The sea was transparent and warm as a hot bath. On the sea bed, the coral was razor sharp. Across the lagoon, no more than fifty yards away, another island rose up with lush palm trees and the usual array of scuba divers and sun-seekers stretched out on one of this world’s most stunning settings. The “resort” was open for business and hosting some of Europe’s richer tourists.

The serenity is absolute. Imagine the jarring contrast then as the local mosque boomed out it’s call to prayer from a crackly megaphone hoisted high above the trees. Five times a day the intrusion slices through this paradise and shatters the idyll, the dreary call a reminder to us all, locals and foreigners, snorklers and surfers, that the Gospel still has a long way to go. I passed island after island, many inhabited but never visited by outsiders and hugely difficult to reach. There were no churches here either.

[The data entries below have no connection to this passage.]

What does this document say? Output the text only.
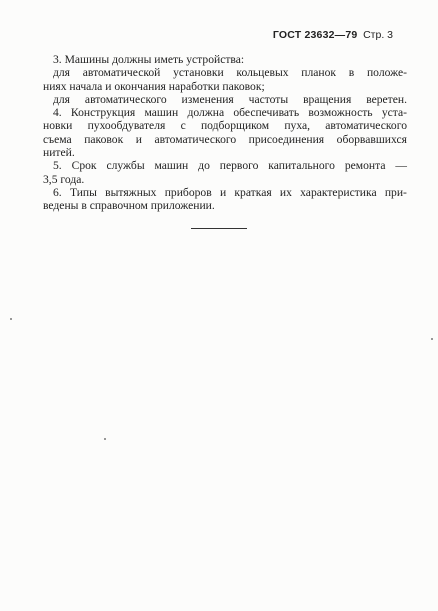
ГОСТ 23632—79 Стр. 3
3. Машины должны иметь устройства:
для автоматической установки кольцевых планок в положе-
ниях начала и окончания наработки паковок;
для автоматического изменения частоты вращения веретен.
4. Конструкция машин должна обеспечивать возможность уста-
новки пухообдувателя с подборщиком пуха, автоматического
съема паковок и автоматического присоединения оборвавшихся
нитей.
5. Срок службы машин до первого капитального ремонта —
3,5 года.
6. Типы вытяжных приборов и краткая их характеристика при-
ведены в справочном приложении.
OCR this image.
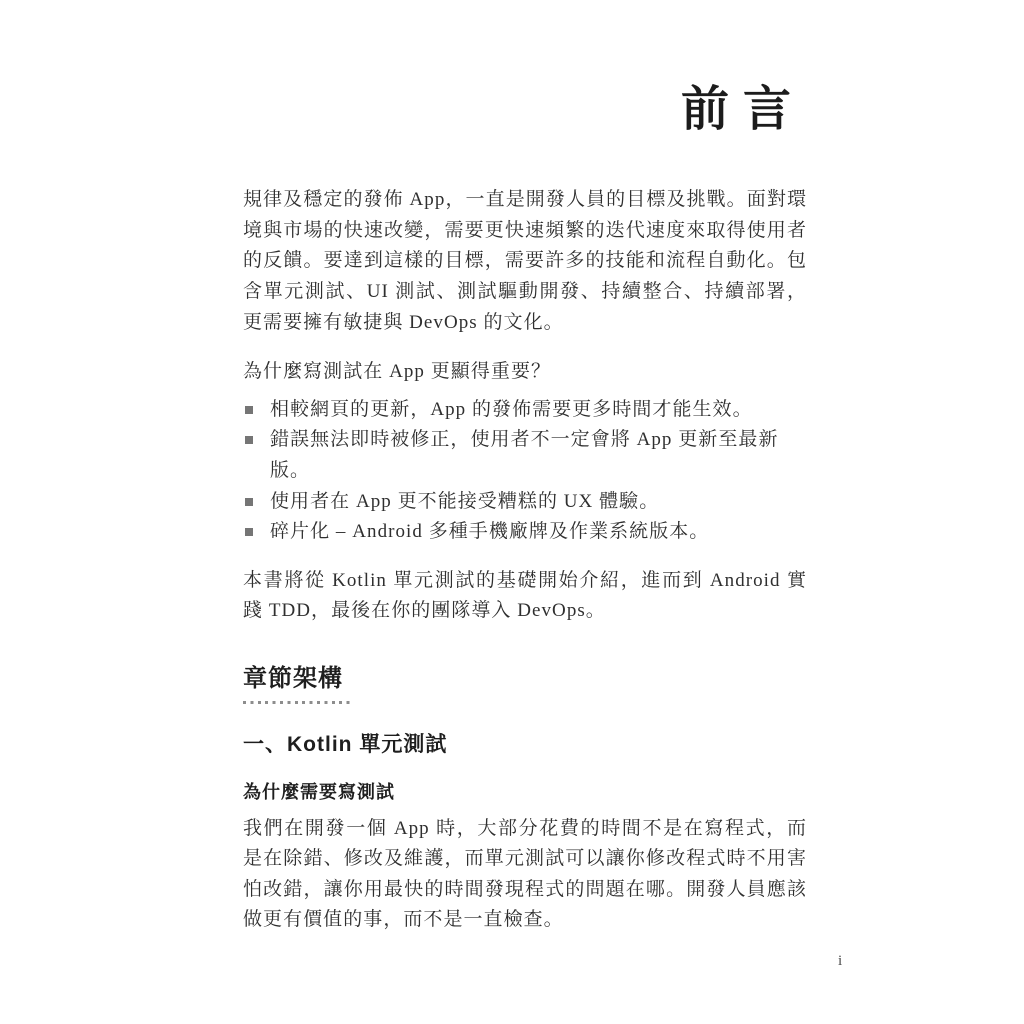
前言

規律及穩定的發佈 App，一直是開發人員的目標及挑戰。面對環境與市場的快速改變，需要更快速頻繁的迭代速度來取得使用者的反饋。要達到這樣的目標，需要許多的技能和流程自動化。包含單元測試、UI 測試、測試驅動開發、持續整合、持續部署，更需要擁有敏捷與 DevOps 的文化。

為什麼寫測試在 App 更顯得重要？

相較網頁的更新，App 的發佈需要更多時間才能生效。
錯誤無法即時被修正，使用者不一定會將 App 更新至最新版。
使用者在 App 更不能接受糟糕的 UX 體驗。
碎片化 – Android 多種手機廠牌及作業系統版本。

本書將從 Kotlin 單元測試的基礎開始介紹，進而到 Android 實踐 TDD，最後在你的團隊導入 DevOps。

章節架構
一、Kotlin 單元測試
為什麼需要寫測試

我們在開發一個 App 時，大部分花費的時間不是在寫程式，而是在除錯、修改及維護，而單元測試可以讓你修改程式時不用害怕改錯，讓你用最快的時間發現程式的問題在哪。開發人員應該做更有價值的事，而不是一直檢查。

i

So far as missions goes, the Maldive Islands represent one of today’s tougher outposts. After Saudi Arabia, this is the only nation that claims a 100-percent Muslim population.

While ideal to look at, the truth is that light and life are currently very difficult to spot. There are Maldivians walking with the Lord though they may now be as few as just three in number in the whole world.

Technology is and will be key as the internet and radio continue to offer a window of light. Bible translation is paramount of course but it is a painstakingly slow process. The complexity lies in translating not just words into Dhivehi but concepts such as “being right with God”. It is so incredibly difficult to get that idea across into the Maldivian world.

The good news is that God knows all about this. The explosion of mission vision among the churches of the developing world is unquestionably key to how He will unlock places like the Maldives. It is easy to see why Asians reaching Asians is so critical to opening doors for the Gospel in some of this continent’s darker corners.

Back on the island, my hosts and I talked late into the night about their new-found democracy. It’s just a few years now since free voting came to the Maldives and a more representative parliamentary system established following thirty years of one-man rule. It has been a big shift for people to get their heads around and a sizable brigade of elected representatives are clinging on to hopes of a return to the past.

We debated the differences between democracy and freedom, being free to vote versus being free to make choices, free to think differently and even free to change one’s faith. My hosts were realising that the few short years of democratic life is nothing really.

Many Maldivians were away on their own journey that week. They made the long trip to Mecca for their Hajj pilgrimage, the largest annual pilgrimage in the world and the fifth pillar of Islam. The Hajj is a demonstration of the solidarity of the Muslim people and their submission to Allah. In these islands, traditions run deep and clearly there’s a long way to go. More democratic? Yes. More free? That will take time.